Ironically, just as the Hollywood brigade seems to be giving up on the trend, the Bollywood bunch is embracing it with both syringes. These days all our 30-something actresses have fewer lines on their faces than they did when they started out in their 20s. Some of them can barely raise a brow to express surprise, let one frown to show disapprobation. And then, there are those 50-something actresses whose eyebrows are raised so high that they look perpetually startled (perhaps they can’t believe just how old they have gotten).

Needless to say, every one of them denies using Botox but they take great pleasure in pointing out who else has been having the stuff injected on a monthly basis. During one of the many shock-horror moments on his show, Karan Johar even asked his panel of guests to name someone whose Botox had gone really bad. It is entirely another matter that Anil Kapoor got the wrong end of the stick and went on about how Shilpa Shetty’s lips had changed shape and ruined the continuity of his film. (Karan had to gently point out that this must be put down to collagen not Botox.)

And as is usual, real life mimics the world of celebrity. Never before has the use of Botox been so commonplace. And yet, it is hard to find a 40-something woman who admits to using it. Ask them about their suspiciously smooth foreheads and they will tell you about this marvellous facial they had at that spa in Thailand or refer you to this new eating plan which involves all the best anti-oxidants the planet has to offer and which does wonders for the skin.

Honestly, if their noses grew any longer, they would need the services of the plastic surgeon for something more than a little jab of the needle.
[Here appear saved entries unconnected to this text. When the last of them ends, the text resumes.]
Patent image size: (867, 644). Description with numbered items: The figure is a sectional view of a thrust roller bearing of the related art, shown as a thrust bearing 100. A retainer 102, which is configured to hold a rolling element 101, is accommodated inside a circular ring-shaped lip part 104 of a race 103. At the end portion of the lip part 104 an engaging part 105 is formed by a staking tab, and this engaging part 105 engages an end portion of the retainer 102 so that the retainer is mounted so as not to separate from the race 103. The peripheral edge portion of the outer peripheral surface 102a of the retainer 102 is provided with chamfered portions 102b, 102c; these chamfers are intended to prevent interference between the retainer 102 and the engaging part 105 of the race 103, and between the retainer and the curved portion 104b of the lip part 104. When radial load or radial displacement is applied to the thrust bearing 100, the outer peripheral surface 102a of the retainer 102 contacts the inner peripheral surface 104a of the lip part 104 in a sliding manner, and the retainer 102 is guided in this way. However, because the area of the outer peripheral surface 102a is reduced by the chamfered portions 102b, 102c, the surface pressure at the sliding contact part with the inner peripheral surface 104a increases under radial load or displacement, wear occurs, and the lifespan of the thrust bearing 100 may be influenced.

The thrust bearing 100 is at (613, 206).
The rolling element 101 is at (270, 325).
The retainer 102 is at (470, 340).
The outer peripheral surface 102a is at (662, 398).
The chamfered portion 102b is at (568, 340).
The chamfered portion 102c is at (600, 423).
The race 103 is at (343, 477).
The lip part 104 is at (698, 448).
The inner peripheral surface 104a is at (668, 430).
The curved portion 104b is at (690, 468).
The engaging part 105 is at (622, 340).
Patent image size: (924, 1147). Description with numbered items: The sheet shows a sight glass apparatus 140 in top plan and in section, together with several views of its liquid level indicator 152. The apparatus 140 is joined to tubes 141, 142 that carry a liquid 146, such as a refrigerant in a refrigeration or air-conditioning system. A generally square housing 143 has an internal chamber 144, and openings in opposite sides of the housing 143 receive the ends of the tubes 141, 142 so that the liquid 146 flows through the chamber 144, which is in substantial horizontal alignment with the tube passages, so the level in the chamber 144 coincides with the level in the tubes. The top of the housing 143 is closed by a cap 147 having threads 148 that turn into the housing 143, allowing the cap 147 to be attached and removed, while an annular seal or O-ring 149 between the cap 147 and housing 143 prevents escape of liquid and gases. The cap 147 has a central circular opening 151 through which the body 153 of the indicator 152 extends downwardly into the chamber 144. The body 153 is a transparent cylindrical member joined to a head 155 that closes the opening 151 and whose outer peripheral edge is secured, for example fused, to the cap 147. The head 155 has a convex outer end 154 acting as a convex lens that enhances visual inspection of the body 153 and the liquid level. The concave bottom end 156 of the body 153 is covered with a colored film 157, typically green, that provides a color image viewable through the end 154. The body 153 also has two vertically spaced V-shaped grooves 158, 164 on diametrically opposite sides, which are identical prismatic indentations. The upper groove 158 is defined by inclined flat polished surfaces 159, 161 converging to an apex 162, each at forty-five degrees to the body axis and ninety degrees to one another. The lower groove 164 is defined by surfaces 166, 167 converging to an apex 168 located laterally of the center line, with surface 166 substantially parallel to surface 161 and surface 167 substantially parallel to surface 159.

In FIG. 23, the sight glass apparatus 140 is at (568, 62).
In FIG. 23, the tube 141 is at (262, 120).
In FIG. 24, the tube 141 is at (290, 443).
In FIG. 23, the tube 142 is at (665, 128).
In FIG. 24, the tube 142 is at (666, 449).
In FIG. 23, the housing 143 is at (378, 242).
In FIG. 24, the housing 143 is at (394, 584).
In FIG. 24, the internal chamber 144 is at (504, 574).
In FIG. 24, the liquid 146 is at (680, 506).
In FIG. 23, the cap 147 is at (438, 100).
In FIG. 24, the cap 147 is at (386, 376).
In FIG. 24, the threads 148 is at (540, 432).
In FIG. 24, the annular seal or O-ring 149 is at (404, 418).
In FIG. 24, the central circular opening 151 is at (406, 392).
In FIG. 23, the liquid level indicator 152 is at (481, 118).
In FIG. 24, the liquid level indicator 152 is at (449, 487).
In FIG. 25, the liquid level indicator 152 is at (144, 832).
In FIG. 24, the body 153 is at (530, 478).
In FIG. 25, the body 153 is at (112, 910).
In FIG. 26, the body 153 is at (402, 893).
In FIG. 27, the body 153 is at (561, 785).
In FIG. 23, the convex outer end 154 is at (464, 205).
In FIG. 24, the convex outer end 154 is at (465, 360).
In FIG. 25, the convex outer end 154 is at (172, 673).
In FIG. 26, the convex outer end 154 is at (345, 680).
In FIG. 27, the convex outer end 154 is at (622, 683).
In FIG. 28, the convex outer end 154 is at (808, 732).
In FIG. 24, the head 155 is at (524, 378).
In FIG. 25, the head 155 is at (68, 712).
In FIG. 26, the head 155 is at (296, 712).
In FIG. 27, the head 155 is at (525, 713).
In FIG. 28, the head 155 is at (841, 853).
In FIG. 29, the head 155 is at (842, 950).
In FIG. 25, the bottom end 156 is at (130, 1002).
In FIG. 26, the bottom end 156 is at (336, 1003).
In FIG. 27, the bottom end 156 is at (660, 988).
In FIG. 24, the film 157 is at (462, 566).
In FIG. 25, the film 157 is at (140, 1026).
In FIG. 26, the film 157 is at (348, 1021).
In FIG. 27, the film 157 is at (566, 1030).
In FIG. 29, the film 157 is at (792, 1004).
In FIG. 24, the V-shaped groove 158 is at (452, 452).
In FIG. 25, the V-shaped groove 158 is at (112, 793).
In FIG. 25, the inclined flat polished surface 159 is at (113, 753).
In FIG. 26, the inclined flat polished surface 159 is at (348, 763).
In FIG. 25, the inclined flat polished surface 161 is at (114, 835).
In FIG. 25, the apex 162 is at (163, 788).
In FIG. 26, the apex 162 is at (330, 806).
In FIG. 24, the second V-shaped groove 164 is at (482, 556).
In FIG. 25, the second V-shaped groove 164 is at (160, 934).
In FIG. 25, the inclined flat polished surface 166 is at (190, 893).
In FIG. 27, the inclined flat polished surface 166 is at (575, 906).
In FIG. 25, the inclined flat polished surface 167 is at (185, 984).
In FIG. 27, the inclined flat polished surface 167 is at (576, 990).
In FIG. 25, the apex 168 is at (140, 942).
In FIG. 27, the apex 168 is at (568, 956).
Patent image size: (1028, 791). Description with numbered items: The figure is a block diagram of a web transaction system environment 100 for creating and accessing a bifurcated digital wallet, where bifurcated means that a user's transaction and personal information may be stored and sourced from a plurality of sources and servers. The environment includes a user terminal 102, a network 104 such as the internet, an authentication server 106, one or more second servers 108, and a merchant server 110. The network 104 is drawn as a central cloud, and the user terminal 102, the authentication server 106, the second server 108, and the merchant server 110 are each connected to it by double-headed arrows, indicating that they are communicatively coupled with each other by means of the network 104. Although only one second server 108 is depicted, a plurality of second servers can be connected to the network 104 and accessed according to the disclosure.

But maybe we should just give these ladies some time. Who knows, after a few years of being unable to express any emotion on their immobilised faces, they may just decide that it’s best to go all natural. And then, just like Nicole, Jennifer, Courtney, Terri and the rest, they may finally admit that they had been shooting up all along.

Until then, I guess, we will have to live with their lies, even if their foreheads give away the truth so effortlessly.